What appears today as run of the mill (hardly) was ground-breaking in 1967. The idea of fusing psychedelic rock with orchestral arrangements was an improbable marriage. The Moody Blues somehow made it work on the prog classic Days of Future Passed. A true concept album, Days of Future Passed is thematic in that it follows a day's activity.  As "The Day Begins" Graeme Edge commands the sun to rise.  The optimism of the early morning is reflected in Michael Pinder's "Dawn is a Feeling" and in Ray Thomas' "Another Morning". By the afternoon, the recording takes on a surreal quality typical of later psychedelic recordings; indeed, John Lodge's compositions ("Peak Hour", "Forever Afternoon") are truly inspired. Despite the "typical day," the symphonic arrangements with the London Festival Orchestra are far from ordinary. In essence, Days was a fluke, a mistake, but for scores of flower children, the LP was their first exposure to classical orchestration and soaring melodies. In actuality, the album is more proto-prog than prog: for all of its orchestral ambitions, the songs stick largely to pop song formats. And yet, the way the group tried to seriously meld themselves with the orchestra, rather than simply use it as a sweetening device as in earlier pop music, was important--it's the *intent* here that counts. Not to mention, the group's unabashedly "cosmic" aspirations which would be a more defining characteristic of prog than Zappa's more biting, punkish social satire. 

While The Moodies were busy attempting to meld rock and orchestral sounds, Keith Emerson, and The Move were busy incorporating classical and jazz elements within a tighter four-piece (later three-piece) rock band arrangement, using only his considerable virtuosity at the keyboard and a partnership with Robert Moog. The results would do more to influence prog-rock, and keyboards in general, than any other album for years to come. While "Emerlist Davjack" is more of a transitional album between psychedelia and prog, the LP is as progressive as much of ELP's later work.
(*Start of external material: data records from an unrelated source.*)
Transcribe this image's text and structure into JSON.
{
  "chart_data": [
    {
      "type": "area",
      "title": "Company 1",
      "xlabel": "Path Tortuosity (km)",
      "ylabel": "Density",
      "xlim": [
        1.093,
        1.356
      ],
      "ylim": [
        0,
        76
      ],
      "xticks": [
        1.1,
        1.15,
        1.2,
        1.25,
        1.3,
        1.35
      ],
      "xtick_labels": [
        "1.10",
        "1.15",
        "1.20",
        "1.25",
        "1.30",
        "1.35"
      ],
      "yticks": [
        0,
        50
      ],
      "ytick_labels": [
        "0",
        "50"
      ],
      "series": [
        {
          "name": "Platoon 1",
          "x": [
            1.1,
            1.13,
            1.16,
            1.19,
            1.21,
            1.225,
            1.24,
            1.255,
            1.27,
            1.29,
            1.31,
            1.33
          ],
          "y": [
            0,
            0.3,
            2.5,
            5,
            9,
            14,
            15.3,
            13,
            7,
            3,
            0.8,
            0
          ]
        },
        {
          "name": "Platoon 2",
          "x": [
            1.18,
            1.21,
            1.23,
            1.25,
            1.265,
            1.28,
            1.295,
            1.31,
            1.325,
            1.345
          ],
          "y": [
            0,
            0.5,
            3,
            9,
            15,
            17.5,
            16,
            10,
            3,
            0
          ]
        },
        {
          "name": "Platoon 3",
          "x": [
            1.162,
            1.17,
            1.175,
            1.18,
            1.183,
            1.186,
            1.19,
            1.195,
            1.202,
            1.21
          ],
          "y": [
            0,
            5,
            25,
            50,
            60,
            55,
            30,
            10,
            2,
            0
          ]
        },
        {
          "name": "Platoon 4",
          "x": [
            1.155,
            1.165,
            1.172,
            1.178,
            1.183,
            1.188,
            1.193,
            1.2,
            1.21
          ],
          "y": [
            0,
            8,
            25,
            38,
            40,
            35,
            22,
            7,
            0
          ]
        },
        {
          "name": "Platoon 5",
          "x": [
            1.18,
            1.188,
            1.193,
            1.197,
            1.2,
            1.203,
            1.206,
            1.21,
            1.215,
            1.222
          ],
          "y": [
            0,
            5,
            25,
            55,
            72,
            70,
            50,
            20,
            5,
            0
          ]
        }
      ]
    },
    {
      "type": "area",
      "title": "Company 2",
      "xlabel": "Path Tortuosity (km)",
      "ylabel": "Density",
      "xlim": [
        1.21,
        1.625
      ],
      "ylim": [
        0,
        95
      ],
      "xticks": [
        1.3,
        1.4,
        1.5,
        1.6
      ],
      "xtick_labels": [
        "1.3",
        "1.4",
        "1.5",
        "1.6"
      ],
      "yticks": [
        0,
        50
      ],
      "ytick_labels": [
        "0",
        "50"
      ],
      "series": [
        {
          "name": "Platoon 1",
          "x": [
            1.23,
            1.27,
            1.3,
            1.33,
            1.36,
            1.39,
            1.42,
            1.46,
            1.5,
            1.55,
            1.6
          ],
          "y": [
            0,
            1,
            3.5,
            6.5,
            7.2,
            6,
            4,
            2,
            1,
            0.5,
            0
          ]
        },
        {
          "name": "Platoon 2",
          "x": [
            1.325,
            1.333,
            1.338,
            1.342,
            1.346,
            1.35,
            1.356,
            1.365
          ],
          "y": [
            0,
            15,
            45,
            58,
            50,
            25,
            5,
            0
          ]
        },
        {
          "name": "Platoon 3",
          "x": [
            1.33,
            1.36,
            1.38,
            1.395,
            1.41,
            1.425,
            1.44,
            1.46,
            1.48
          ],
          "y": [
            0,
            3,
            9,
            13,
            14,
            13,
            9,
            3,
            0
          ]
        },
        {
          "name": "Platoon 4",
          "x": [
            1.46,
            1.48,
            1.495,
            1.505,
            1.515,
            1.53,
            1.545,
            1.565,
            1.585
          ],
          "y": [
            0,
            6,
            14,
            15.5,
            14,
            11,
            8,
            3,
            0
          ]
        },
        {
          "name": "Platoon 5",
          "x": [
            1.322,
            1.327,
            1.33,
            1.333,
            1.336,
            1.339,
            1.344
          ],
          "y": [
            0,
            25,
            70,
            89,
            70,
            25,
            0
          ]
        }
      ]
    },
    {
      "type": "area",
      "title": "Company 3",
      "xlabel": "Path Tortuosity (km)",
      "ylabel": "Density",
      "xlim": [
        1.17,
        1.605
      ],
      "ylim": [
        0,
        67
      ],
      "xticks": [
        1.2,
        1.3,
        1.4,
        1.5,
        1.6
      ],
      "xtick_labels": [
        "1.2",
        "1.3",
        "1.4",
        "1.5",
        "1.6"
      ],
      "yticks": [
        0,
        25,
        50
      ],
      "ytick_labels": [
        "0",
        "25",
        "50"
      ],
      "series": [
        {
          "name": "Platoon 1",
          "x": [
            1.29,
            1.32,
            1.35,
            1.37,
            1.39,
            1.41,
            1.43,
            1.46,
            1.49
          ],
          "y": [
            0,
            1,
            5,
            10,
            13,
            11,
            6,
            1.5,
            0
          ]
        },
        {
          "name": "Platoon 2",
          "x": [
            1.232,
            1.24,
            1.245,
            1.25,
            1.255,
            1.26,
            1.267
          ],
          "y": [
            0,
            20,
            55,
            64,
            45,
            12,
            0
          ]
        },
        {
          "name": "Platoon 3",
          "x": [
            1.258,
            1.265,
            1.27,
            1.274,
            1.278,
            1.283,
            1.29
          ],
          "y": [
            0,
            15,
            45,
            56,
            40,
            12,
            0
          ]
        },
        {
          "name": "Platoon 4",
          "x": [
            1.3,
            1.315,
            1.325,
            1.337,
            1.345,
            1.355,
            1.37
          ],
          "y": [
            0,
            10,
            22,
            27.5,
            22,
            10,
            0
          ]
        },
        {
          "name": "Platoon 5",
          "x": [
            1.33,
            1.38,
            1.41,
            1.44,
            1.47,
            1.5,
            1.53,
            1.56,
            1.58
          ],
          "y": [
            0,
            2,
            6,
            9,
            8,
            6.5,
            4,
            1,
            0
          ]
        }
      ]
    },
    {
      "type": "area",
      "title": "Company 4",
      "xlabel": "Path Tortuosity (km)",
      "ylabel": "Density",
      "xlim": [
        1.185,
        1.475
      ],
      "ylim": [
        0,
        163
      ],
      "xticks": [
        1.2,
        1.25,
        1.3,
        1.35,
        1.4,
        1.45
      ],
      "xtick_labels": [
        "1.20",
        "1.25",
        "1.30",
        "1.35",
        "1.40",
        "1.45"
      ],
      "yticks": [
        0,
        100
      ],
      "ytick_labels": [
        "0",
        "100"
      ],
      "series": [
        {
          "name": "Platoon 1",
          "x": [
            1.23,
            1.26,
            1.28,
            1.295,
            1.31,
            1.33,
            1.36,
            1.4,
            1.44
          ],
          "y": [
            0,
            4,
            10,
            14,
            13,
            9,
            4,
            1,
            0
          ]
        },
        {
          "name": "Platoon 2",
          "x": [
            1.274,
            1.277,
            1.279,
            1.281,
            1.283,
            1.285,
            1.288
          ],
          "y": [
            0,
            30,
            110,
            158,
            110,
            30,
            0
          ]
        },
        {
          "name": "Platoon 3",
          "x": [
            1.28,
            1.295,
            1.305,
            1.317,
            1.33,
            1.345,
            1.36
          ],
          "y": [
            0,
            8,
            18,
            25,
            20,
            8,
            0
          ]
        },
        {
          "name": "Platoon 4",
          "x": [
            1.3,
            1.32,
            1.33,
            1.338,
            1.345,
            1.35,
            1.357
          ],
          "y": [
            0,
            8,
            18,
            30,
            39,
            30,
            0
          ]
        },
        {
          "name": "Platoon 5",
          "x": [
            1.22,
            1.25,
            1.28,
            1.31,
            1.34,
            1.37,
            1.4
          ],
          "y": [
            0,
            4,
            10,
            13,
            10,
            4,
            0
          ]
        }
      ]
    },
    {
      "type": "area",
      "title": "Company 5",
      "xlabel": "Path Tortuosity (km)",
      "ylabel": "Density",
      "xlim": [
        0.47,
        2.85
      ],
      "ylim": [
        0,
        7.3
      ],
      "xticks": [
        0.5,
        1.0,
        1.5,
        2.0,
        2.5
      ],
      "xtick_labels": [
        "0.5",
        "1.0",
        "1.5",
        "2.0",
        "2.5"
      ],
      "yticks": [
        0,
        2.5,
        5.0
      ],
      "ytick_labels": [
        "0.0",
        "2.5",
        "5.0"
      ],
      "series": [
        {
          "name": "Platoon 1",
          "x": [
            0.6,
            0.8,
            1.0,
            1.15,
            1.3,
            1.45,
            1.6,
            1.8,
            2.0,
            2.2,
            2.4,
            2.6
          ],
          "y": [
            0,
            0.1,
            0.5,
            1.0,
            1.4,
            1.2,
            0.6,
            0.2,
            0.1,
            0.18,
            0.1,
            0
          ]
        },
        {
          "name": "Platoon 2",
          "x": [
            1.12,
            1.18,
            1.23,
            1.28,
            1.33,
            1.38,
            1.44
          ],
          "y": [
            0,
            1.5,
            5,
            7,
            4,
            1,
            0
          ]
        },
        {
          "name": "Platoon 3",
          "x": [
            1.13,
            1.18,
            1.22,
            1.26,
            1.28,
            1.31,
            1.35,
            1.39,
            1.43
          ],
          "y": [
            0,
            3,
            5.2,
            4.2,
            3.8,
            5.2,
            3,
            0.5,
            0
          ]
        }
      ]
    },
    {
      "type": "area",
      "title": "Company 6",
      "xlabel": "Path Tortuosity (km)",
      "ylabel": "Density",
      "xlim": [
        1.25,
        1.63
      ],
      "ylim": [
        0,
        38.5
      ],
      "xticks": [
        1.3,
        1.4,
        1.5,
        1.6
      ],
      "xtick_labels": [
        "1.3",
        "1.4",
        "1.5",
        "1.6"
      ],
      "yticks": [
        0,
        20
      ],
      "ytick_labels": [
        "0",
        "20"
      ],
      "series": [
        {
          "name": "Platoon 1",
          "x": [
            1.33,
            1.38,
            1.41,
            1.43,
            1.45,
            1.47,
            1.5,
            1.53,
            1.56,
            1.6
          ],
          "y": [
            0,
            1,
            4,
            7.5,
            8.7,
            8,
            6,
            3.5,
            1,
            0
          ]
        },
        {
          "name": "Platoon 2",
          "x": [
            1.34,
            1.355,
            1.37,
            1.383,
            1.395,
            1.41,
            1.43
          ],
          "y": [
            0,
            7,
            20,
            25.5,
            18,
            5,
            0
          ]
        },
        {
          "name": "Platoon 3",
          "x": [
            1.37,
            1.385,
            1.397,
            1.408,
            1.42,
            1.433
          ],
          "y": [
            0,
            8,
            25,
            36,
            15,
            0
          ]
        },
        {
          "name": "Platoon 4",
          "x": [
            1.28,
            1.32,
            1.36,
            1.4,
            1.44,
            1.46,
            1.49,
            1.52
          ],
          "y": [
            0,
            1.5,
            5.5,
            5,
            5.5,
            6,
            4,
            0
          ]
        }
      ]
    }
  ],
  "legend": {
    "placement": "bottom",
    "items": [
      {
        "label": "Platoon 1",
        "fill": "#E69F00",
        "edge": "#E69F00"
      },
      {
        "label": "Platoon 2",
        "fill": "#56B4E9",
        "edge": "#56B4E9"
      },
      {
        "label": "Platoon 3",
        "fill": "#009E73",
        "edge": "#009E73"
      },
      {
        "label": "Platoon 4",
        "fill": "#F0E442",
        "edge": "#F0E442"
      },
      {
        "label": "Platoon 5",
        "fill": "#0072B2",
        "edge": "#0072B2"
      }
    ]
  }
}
Also in 1967, the Moodies were back with In Search of the Lost Chord. Here we may find the very first intrinsically progressive LP. A mini-suite opens with "House Of Four Doors," a solemn and somewhat mystical number that features the sound of different doors opening into different musical worlds: medieval guitar and flute, a baroque harpsichord, and a 19th-century orchestra, leading to the fourth and final door which opens cleverly into the next song, "Legend Of A Mind." This psychedelic classic is a tribute to acid guru Tim Leary, which features a trippy mellotron hook played with a pitch bend. This upbeat track features a catchy melody and a series of exciting time changes, constantly building in strength until the piece quiets down for a mystical flute solo and more of the pitch-bended mellotron for maximum psych thrills. The break continues this mellotron/flute duet for a while, stretching the song way past pop boundaries and into solid prog territory, the track's orchestral grandeur becoming apparent as the band rejoins and gradually plays in a faster and faster tempo, soaring high until the chorus triumphantly returns. "House Of Four Doors" returns for a brief reprise, sounding moody and contemplative, a tambourine being stricken ritually as the group sings of different paths on the quest to enlightenment. And that's just side one.

By 1968 the genre would further emerge with bands like Tomorrow, Mabel Greer's Toyshop, Yes and King Crimson, not to mention the Canterbury Scene which was progressive all the way back to 1964. Progressive Rock would explode into the mainstream in the mid-70s with Tull, ELP and Genesis, finally self-aggrandizing itself so fully that it fell by the wayside amidst the clash of punk and disco. It would reemerge in the 90s with bands like Porcupine Tree. Interesting that Steven Wilson would look back so fondly on LPs like Gentle Giant's The Power and the Glory, remaster and mix them and offer them up to a new generation.